The Workshop on Computational Approaches to Linguistic Creativity (CALC-09) is taking place now at the University of Colorado at Boulder.
In the first session on metaphors and eggcorns, researchers reported on using natural language understanding techniques in innovative ways:
Beata Beigman Klebanov presented on the use of a topic model (LDA, latent Dirichlet allocation) to detect the most obvious or deliberate types of metaphor, which are discussions of one domain the terms of another and which were annotated by people in this experiment. For different k, metaphorical uses were found to be less frequent in the k most topical words in the discourse overall.
Steven Bethard presented work dealing with sentence-level conceptual metaphors from a psycholinguistic standpoint. In earlier work, metaphors were used as stimuli and subjects’ N400 brain waves, associated with anomaly, were recorded. This suggests that it’s important to know about metaphorical frequency, how often words are used in a metaphorical way. A support vector machine classifier was trained on an annotated corpus. LDA, with and without categories, was used to disambiguate metaphors, and to determine whether they are abstract or concrete.

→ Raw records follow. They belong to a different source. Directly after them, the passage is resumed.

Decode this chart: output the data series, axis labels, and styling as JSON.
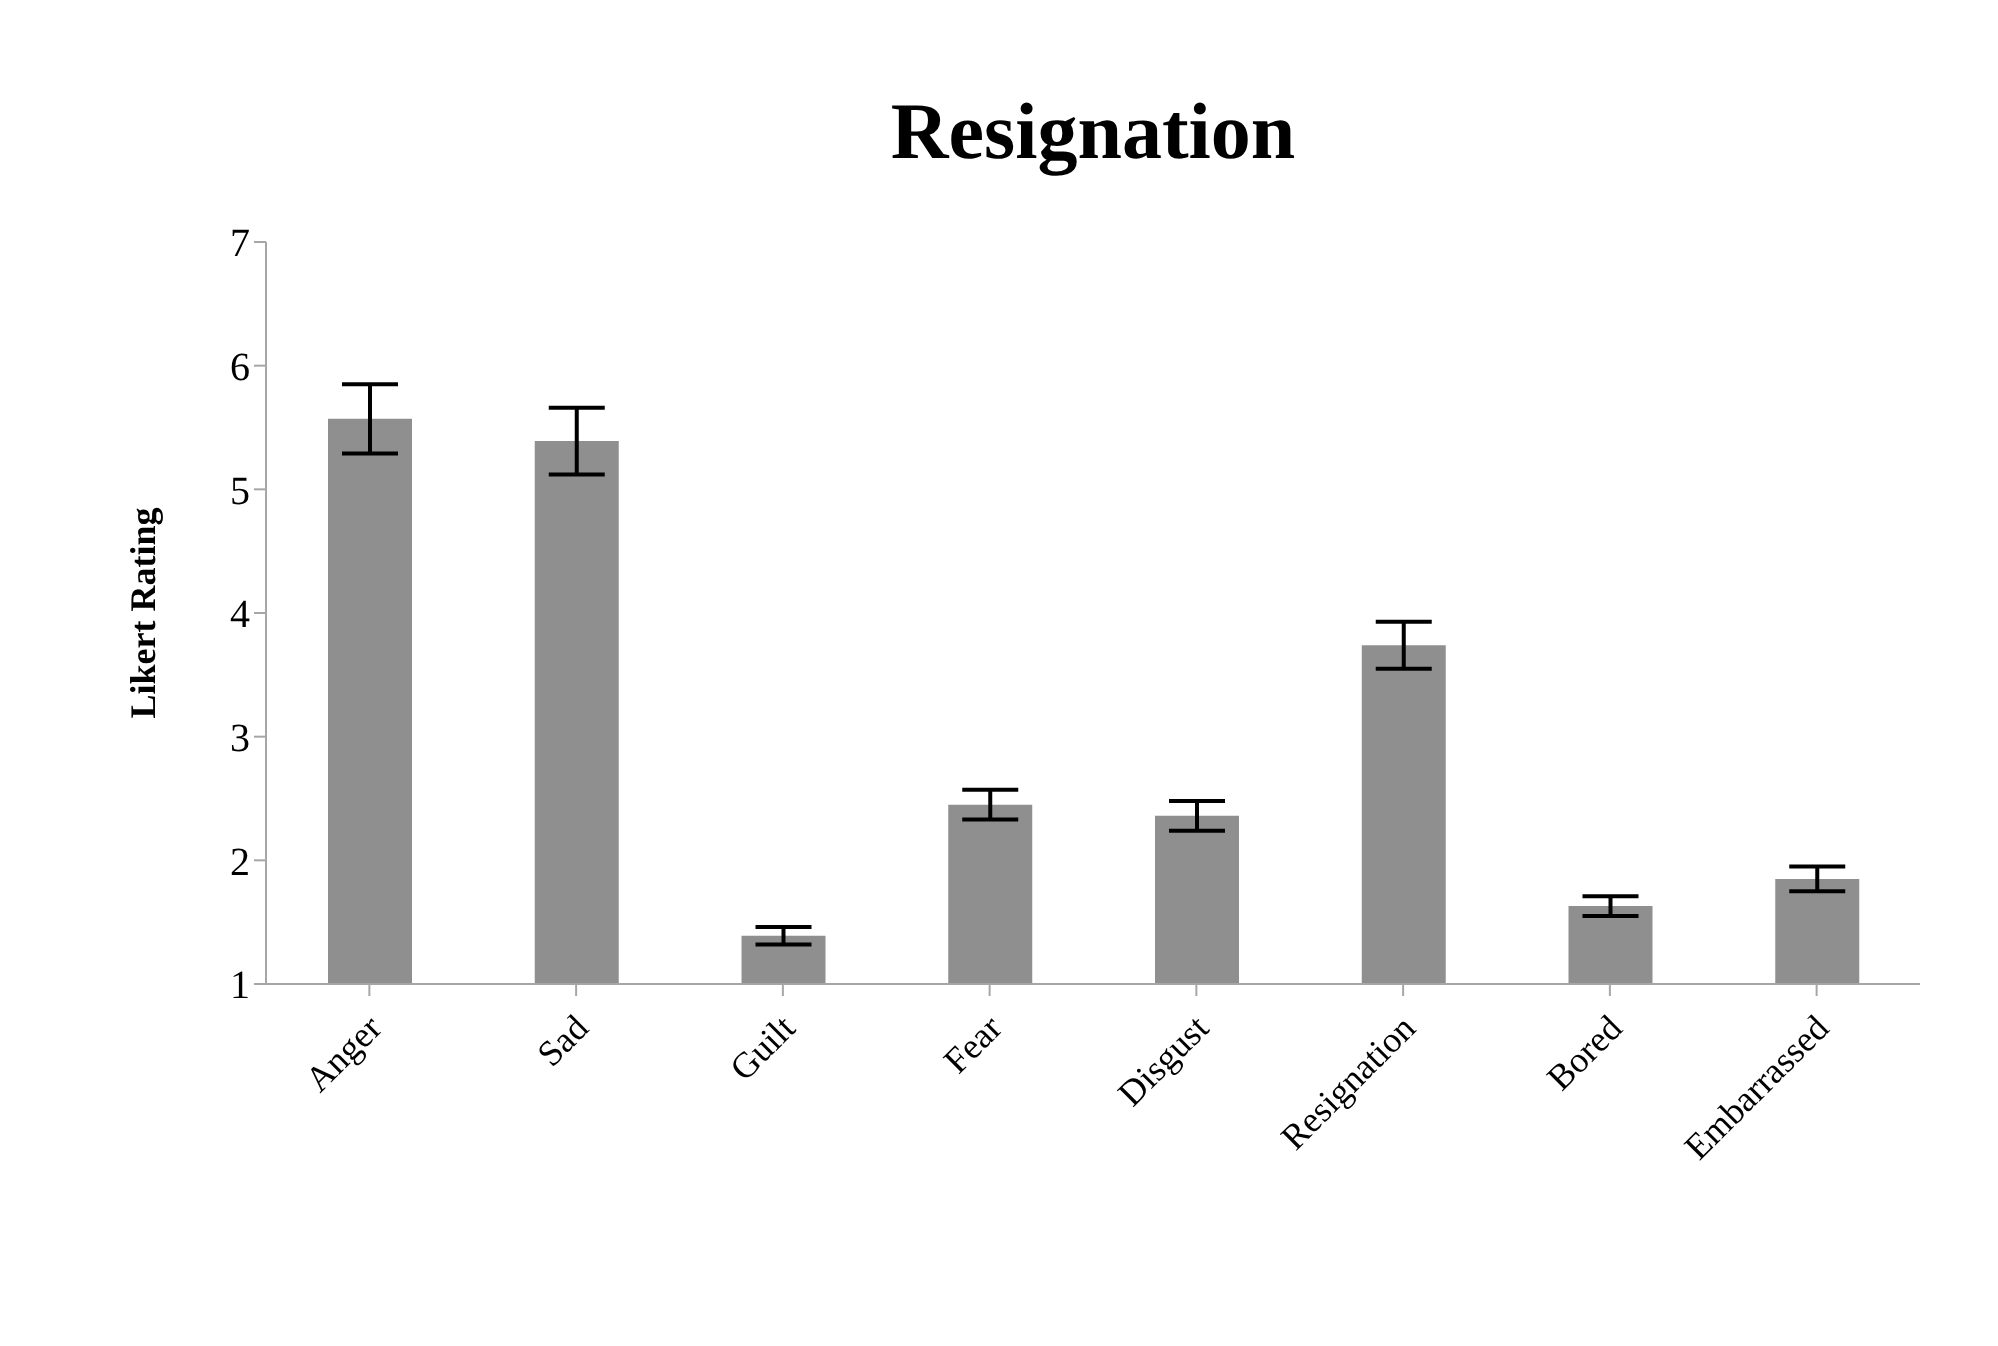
{
  "chart_data": {
    "type": "bar",
    "title": "Resignation",
    "ylabel": "Likert Rating",
    "categories": [
      "Anger",
      "Sad",
      "Guilt",
      "Fear",
      "Disgust",
      "Resignation",
      "Bored",
      "Embarrassed"
    ],
    "values": [
      5.57,
      5.39,
      1.39,
      2.45,
      2.36,
      3.74,
      1.63,
      1.85
    ],
    "errors": [
      0.28,
      0.27,
      0.07,
      0.12,
      0.12,
      0.19,
      0.08,
      0.1
    ],
    "color": "#8f8f8f",
    "ylim": [
      1,
      7
    ],
    "yticks": [
      1,
      2,
      3,
      4,
      5,
      6,
      7
    ],
    "grid": false,
    "legend": false
  }
}
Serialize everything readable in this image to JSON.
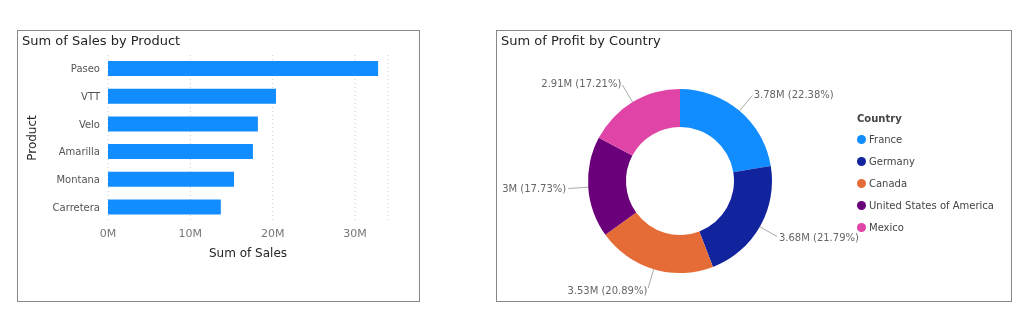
{
  "chart_data": [
    {
      "type": "bar",
      "orientation": "horizontal",
      "title": "Sum of Sales by Product",
      "xlabel": "Sum of Sales",
      "ylabel": "Product",
      "categories": [
        "Paseo",
        "VTT",
        "Velo",
        "Amarilla",
        "Montana",
        "Carretera"
      ],
      "values": [
        32.8,
        20.4,
        18.2,
        17.6,
        15.3,
        13.7
      ],
      "color": "#118dff",
      "xlim": [
        0,
        34
      ],
      "xticks": [
        {
          "value": 0,
          "label": "0M"
        },
        {
          "value": 10,
          "label": "10M"
        },
        {
          "value": 20,
          "label": "20M"
        },
        {
          "value": 30,
          "label": "30M"
        }
      ],
      "grid": "x"
    },
    {
      "type": "donut",
      "title": "Sum of Profit by Country",
      "legend_title": "Country",
      "legend": "right",
      "categories": [
        "France",
        "Germany",
        "Canada",
        "United States of America",
        "Mexico"
      ],
      "values": [
        22.38,
        21.79,
        20.89,
        17.73,
        17.21
      ],
      "colors": [
        "#118dff",
        "#12239e",
        "#e66c37",
        "#6b007b",
        "#e044a7"
      ],
      "value_labels": [
        "3.78M (22.38%)",
        "3.68M (21.79%)",
        "3.53M (20.89%)",
        "3M (17.73%)",
        "2.91M (17.21%)"
      ]
    }
  ]
}
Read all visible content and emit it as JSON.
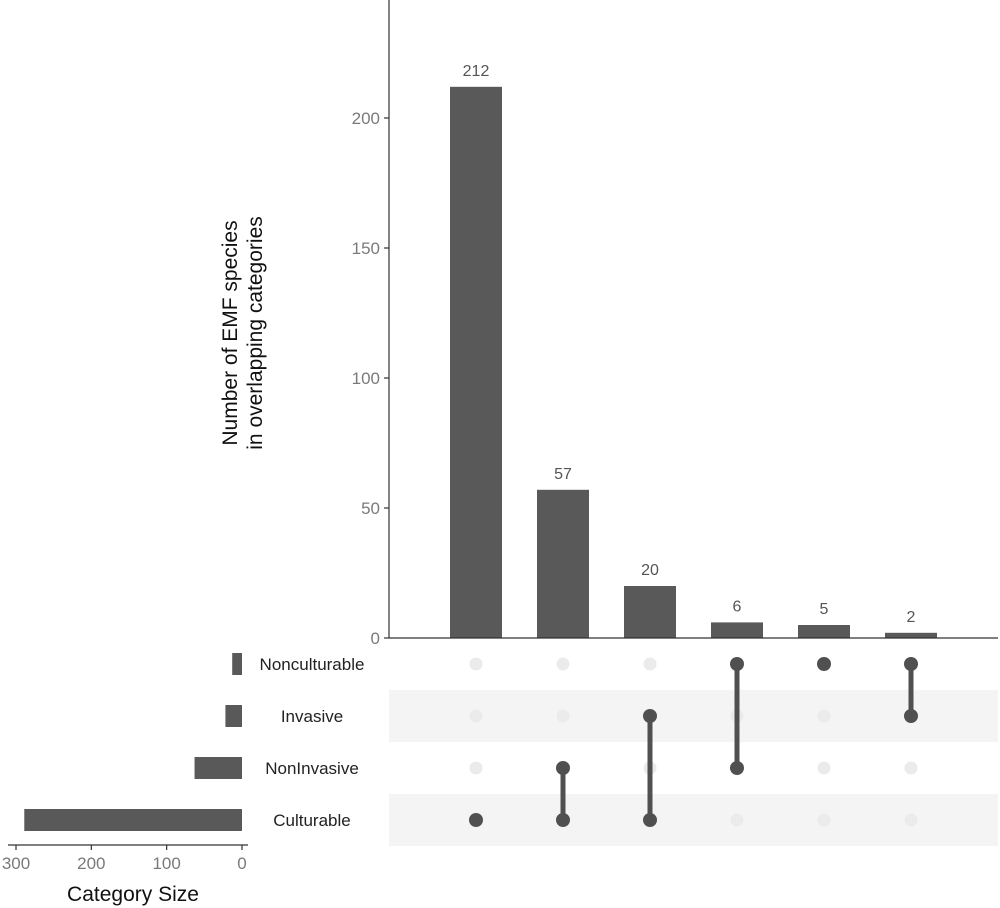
{
  "chart_data": {
    "type": "upset",
    "ylabel_line1": "Number of EMF species",
    "ylabel_line2": "in overlapping categories",
    "yticks": [
      0,
      50,
      100,
      150,
      200
    ],
    "ylim": [
      0,
      240
    ],
    "intersections": [
      {
        "value": 212,
        "label": "212",
        "members": [
          "Culturable"
        ]
      },
      {
        "value": 57,
        "label": "57",
        "members": [
          "NonInvasive",
          "Culturable"
        ]
      },
      {
        "value": 20,
        "label": "20",
        "members": [
          "Invasive",
          "Culturable"
        ]
      },
      {
        "value": 6,
        "label": "6",
        "members": [
          "Nonculturable",
          "NonInvasive"
        ]
      },
      {
        "value": 5,
        "label": "5",
        "members": [
          "Nonculturable"
        ]
      },
      {
        "value": 2,
        "label": "2",
        "members": [
          "Nonculturable",
          "Invasive"
        ]
      }
    ],
    "sets": [
      {
        "name": "Nonculturable",
        "size": 13
      },
      {
        "name": "Invasive",
        "size": 22
      },
      {
        "name": "NonInvasive",
        "size": 63
      },
      {
        "name": "Culturable",
        "size": 289
      }
    ],
    "set_size_label": "Category Size",
    "set_size_ticks": [
      300,
      200,
      100,
      0
    ],
    "set_size_lim": [
      0,
      300
    ],
    "colors": {
      "bar": "#595959",
      "dot_active": "#505050",
      "dot_inactive": "#ebebeb",
      "stripe": "#f4f4f4",
      "axis": "#333333"
    }
  }
}
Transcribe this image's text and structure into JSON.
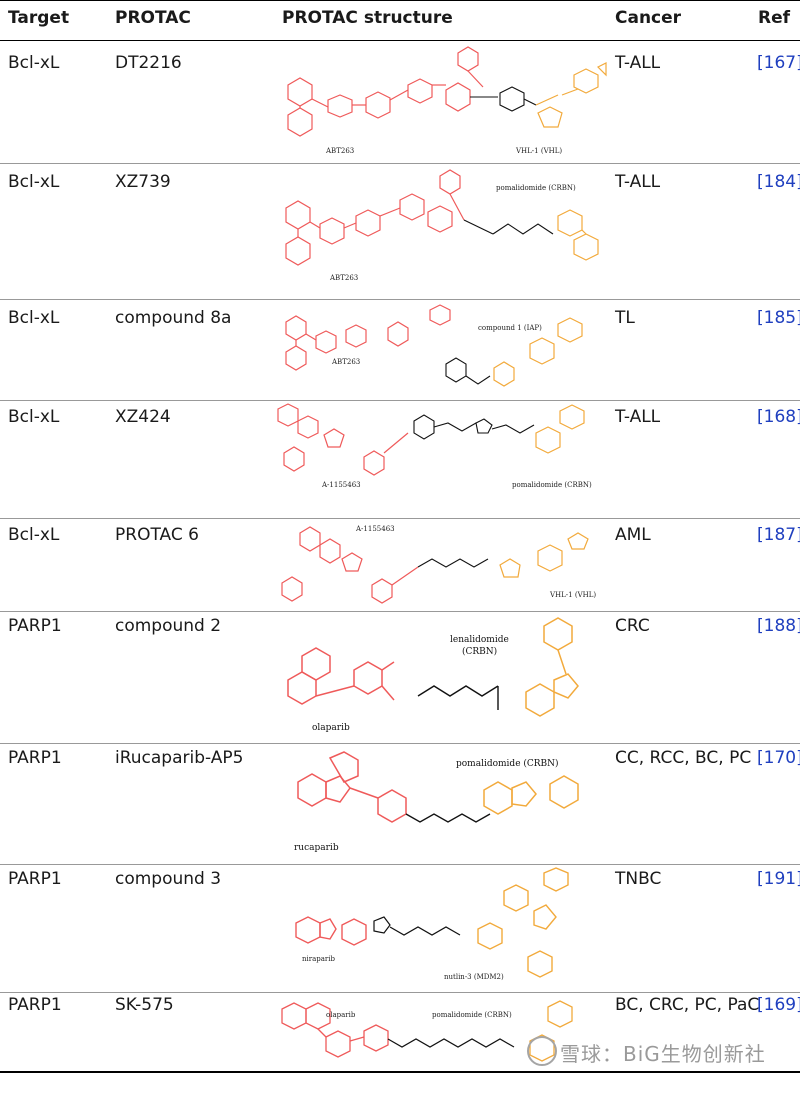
{
  "header": {
    "target": "Target",
    "protac": "PROTAC",
    "structure": "PROTAC structure",
    "cancer": "Cancer",
    "ref": "Ref"
  },
  "rows": [
    {
      "target": "Bcl-xL",
      "protac": "DT2216",
      "cancer": "T-ALL",
      "ref": "167",
      "labels": [
        "ABT263",
        "VHL-1 (VHL)"
      ]
    },
    {
      "target": "Bcl-xL",
      "protac": "XZ739",
      "cancer": "T-ALL",
      "ref": "184",
      "labels": [
        "pomalidomide (CRBN)",
        "ABT263"
      ]
    },
    {
      "target": "Bcl-xL",
      "protac": "compound 8a",
      "cancer": "TL",
      "ref": "185",
      "labels": [
        "compound 1 (IAP)",
        "ABT263"
      ]
    },
    {
      "target": "Bcl-xL",
      "protac": "XZ424",
      "cancer": "T-ALL",
      "ref": "168",
      "labels": [
        "A-1155463",
        "pomalidomide (CRBN)"
      ]
    },
    {
      "target": "Bcl-xL",
      "protac": "PROTAC 6",
      "cancer": "AML",
      "ref": "187",
      "labels": [
        "A-1155463",
        "VHL-1 (VHL)"
      ]
    },
    {
      "target": "PARP1",
      "protac": "compound 2",
      "cancer": "CRC",
      "ref": "188",
      "labels": [
        "lenalidomide",
        "(CRBN)",
        "olaparib"
      ]
    },
    {
      "target": "PARP1",
      "protac": "iRucaparib-AP5",
      "cancer": "CC, RCC, BC, PC",
      "ref": "170",
      "labels": [
        "pomalidomide (CRBN)",
        "rucaparib"
      ]
    },
    {
      "target": "PARP1",
      "protac": "compound 3",
      "cancer": "TNBC",
      "ref": "191",
      "labels": [
        "niraparib",
        "nutlin-3 (MDM2)"
      ]
    },
    {
      "target": "PARP1",
      "protac": "SK-575",
      "cancer": "BC, CRC, PC, PaC",
      "ref": "169",
      "labels": [
        "olaparib",
        "pomalidomide (CRBN)"
      ]
    }
  ],
  "watermark": "雪球：BiG生物创新社"
}
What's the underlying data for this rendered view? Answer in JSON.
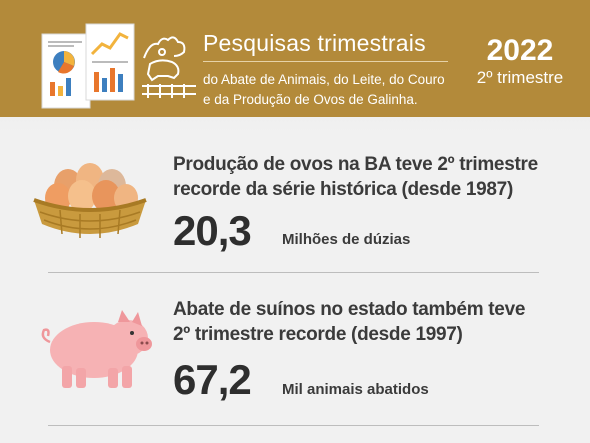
{
  "header": {
    "title": "Pesquisas trimestrais",
    "subtitle_line1": "do Abate de Animais, do Leite, do Couro",
    "subtitle_line2": "e da Produção de Ovos de Galinha.",
    "year": "2022",
    "quarter": "2º trimestre",
    "icons": [
      "report-documents-icon",
      "farm-animals-icon"
    ]
  },
  "eggs": {
    "headline_line1": "Produção de ovos na BA teve 2º trimestre",
    "headline_line2": "recorde da série histórica (desde 1987)",
    "value": "20,3",
    "unit": "Milhões de dúzias",
    "icon": "egg-basket-icon"
  },
  "pigs": {
    "headline_line1": "Abate de suínos no estado também teve",
    "headline_line2": "2º trimestre recorde (desde 1997)",
    "value": "67,2",
    "unit": "Mil animais abatidos",
    "icon": "pig-icon"
  },
  "colors": {
    "header_bg": "#b38a3a",
    "text_dark": "#3b3b3b"
  }
}
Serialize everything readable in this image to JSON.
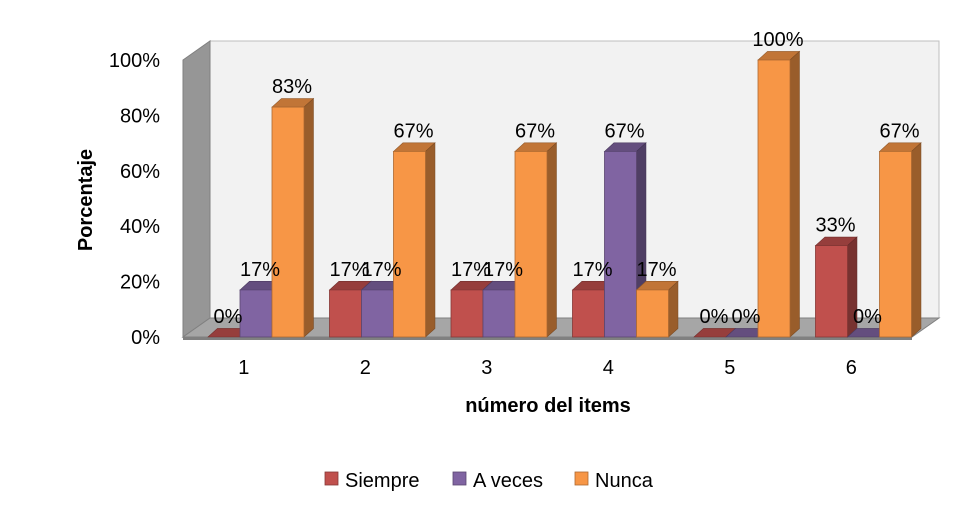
{
  "chart_data": {
    "type": "bar",
    "categories": [
      "1",
      "2",
      "3",
      "4",
      "5",
      "6"
    ],
    "series": [
      {
        "name": "Siempre",
        "values": [
          0,
          17,
          17,
          17,
          0,
          33
        ]
      },
      {
        "name": "A veces",
        "values": [
          17,
          17,
          17,
          67,
          0,
          0
        ]
      },
      {
        "name": "Nunca",
        "values": [
          83,
          67,
          67,
          17,
          100,
          67
        ]
      }
    ],
    "data_labels": [
      [
        "0%",
        "17%",
        "17%",
        "17%",
        "0%",
        "33%"
      ],
      [
        "17%",
        "17%",
        "17%",
        "67%",
        "0%",
        "0%"
      ],
      [
        "83%",
        "67%",
        "67%",
        "17%",
        "100%",
        "67%"
      ]
    ],
    "y_ticks": [
      "0%",
      "20%",
      "40%",
      "60%",
      "80%",
      "100%"
    ],
    "xlabel": "número del items",
    "ylabel": "Porcentaje",
    "ylim": [
      0,
      100
    ],
    "grid": false,
    "legend_position": "bottom",
    "style": "3d-clustered-column"
  },
  "colors": {
    "Siempre": "#c0504d",
    "A veces": "#8064a2",
    "Nunca": "#f79646",
    "wall": "#f2f2f2",
    "wall_side": "#969696",
    "floor": "#a6a6a6"
  }
}
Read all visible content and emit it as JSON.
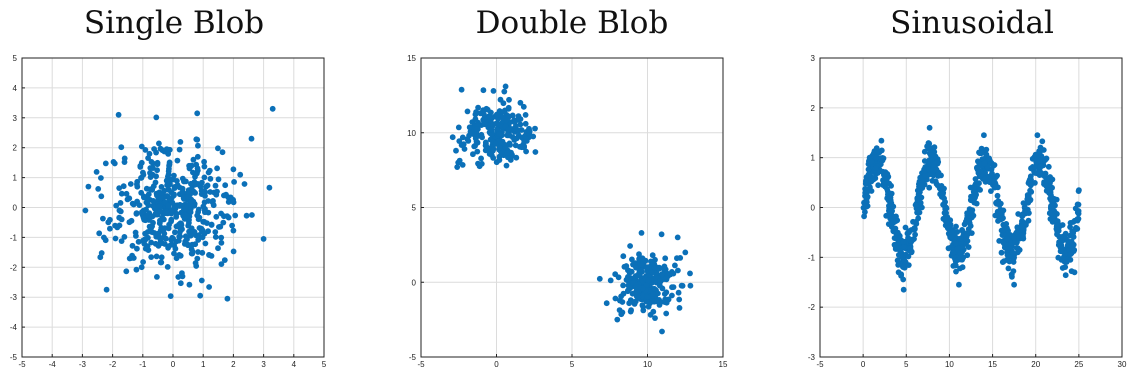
{
  "chart_data": [
    {
      "type": "scatter",
      "title": "Single Blob",
      "xlim": [
        -5,
        5
      ],
      "ylim": [
        -5,
        5
      ],
      "xticks": [
        -5,
        -4,
        -3,
        -2,
        -1,
        0,
        1,
        2,
        3,
        4,
        5
      ],
      "yticks": [
        -5,
        -4,
        -3,
        -2,
        -1,
        0,
        1,
        2,
        3,
        4,
        5
      ],
      "grid": true,
      "color": "#0b70b8",
      "distribution": {
        "kind": "gaussian_blob",
        "n": 500,
        "center": [
          0,
          0
        ],
        "std": [
          1.0,
          1.0
        ]
      },
      "highlight_points": [
        [
          3.3,
          3.3
        ],
        [
          0.8,
          3.15
        ],
        [
          -1.8,
          3.1
        ],
        [
          2.6,
          2.3
        ],
        [
          -2.2,
          -2.75
        ],
        [
          1.8,
          -3.05
        ],
        [
          0.9,
          -2.95
        ],
        [
          3.0,
          -1.05
        ],
        [
          -2.8,
          0.7
        ],
        [
          -2.9,
          -0.1
        ]
      ]
    },
    {
      "type": "scatter",
      "title": "Double Blob",
      "xlim": [
        -5,
        15
      ],
      "ylim": [
        -5,
        15
      ],
      "xticks": [
        -5,
        0,
        5,
        10,
        15
      ],
      "yticks": [
        -5,
        0,
        5,
        10,
        15
      ],
      "grid": true,
      "color": "#0b70b8",
      "distribution": {
        "kind": "two_gaussian_blobs",
        "n_per_blob": 250,
        "centers": [
          [
            0,
            10
          ],
          [
            10,
            0
          ]
        ],
        "std": [
          1.0,
          1.0
        ]
      },
      "highlight_points": [
        [
          0.6,
          13.1
        ],
        [
          -0.2,
          12.8
        ],
        [
          2.2,
          10.1
        ],
        [
          -2.6,
          7.7
        ],
        [
          -2.9,
          9.7
        ],
        [
          12.5,
          2.0
        ],
        [
          12.0,
          3.0
        ],
        [
          9.6,
          3.3
        ],
        [
          7.3,
          -1.4
        ],
        [
          10.5,
          -2.4
        ],
        [
          8.0,
          -2.5
        ]
      ]
    },
    {
      "type": "scatter",
      "title": "Sinusoidal",
      "xlim": [
        -5,
        30
      ],
      "ylim": [
        -3,
        3
      ],
      "xticks": [
        -5,
        0,
        5,
        10,
        15,
        20,
        25,
        30
      ],
      "yticks": [
        -3,
        -2,
        -1,
        0,
        1,
        2,
        3
      ],
      "grid": true,
      "color": "#0b70b8",
      "distribution": {
        "kind": "noisy_sine",
        "n": 1000,
        "x_range": [
          0,
          25
        ],
        "amplitude": 0.9,
        "period": 6.28,
        "noise_std": 0.2
      },
      "highlight_points": [
        [
          7.7,
          1.6
        ],
        [
          14.0,
          1.45
        ],
        [
          20.2,
          1.45
        ],
        [
          4.7,
          -1.65
        ],
        [
          11.1,
          -1.55
        ],
        [
          17.5,
          -1.55
        ],
        [
          25.0,
          0.35
        ],
        [
          24.5,
          -1.3
        ]
      ]
    }
  ]
}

Sravana Reddy presented “Understanding Eggcorns,” about linguistic errors caused by semantic reanalysis: entrée -> ontray, as first named on Language Log in 2003. Eggcorns are more related to folk etymology and puns than malapropism; there has been little study. Can the path of transformation be discerned? Error-detection is an application; also, humor generation. Using the Eggcorn Database and WordNet, a semantic network was built; context information was then added and other augmentations were made. A typology with five categories was developed based on the results.
Session 2 was on generating creative texts:
Ethel Ong presented work on pun generation using a pronouncing dictionary, WordNet, and (more effectively) ConceptNet. A system called TPEG extracted word relaltionships to build templates for pun generation, keeping the syntactical relationship but modeling semantic and phonetic word relationships as described in Kim Binstead’s work. Variables in the template model parts of speech, sound, and compound words.
Yael Netzer presented the Gaiku system for haiku generation. Constructed a haiku corpus, system to build templates. First try generated grammatical output, but didn’t have a good “story.” Story is a sequence of concepts: Butterfly, spring, flower. Word association information, not found in WordNet, was added. An analysis of haiku was done to see if it appears more associate than news text. The final generated haiku were evaluated in a “Turing test.”
Lyric generation in Tamil and syntactic constructions were discussed in the poster session presentations.
Note that paper titles and the full list of author names can be found on the CALC page.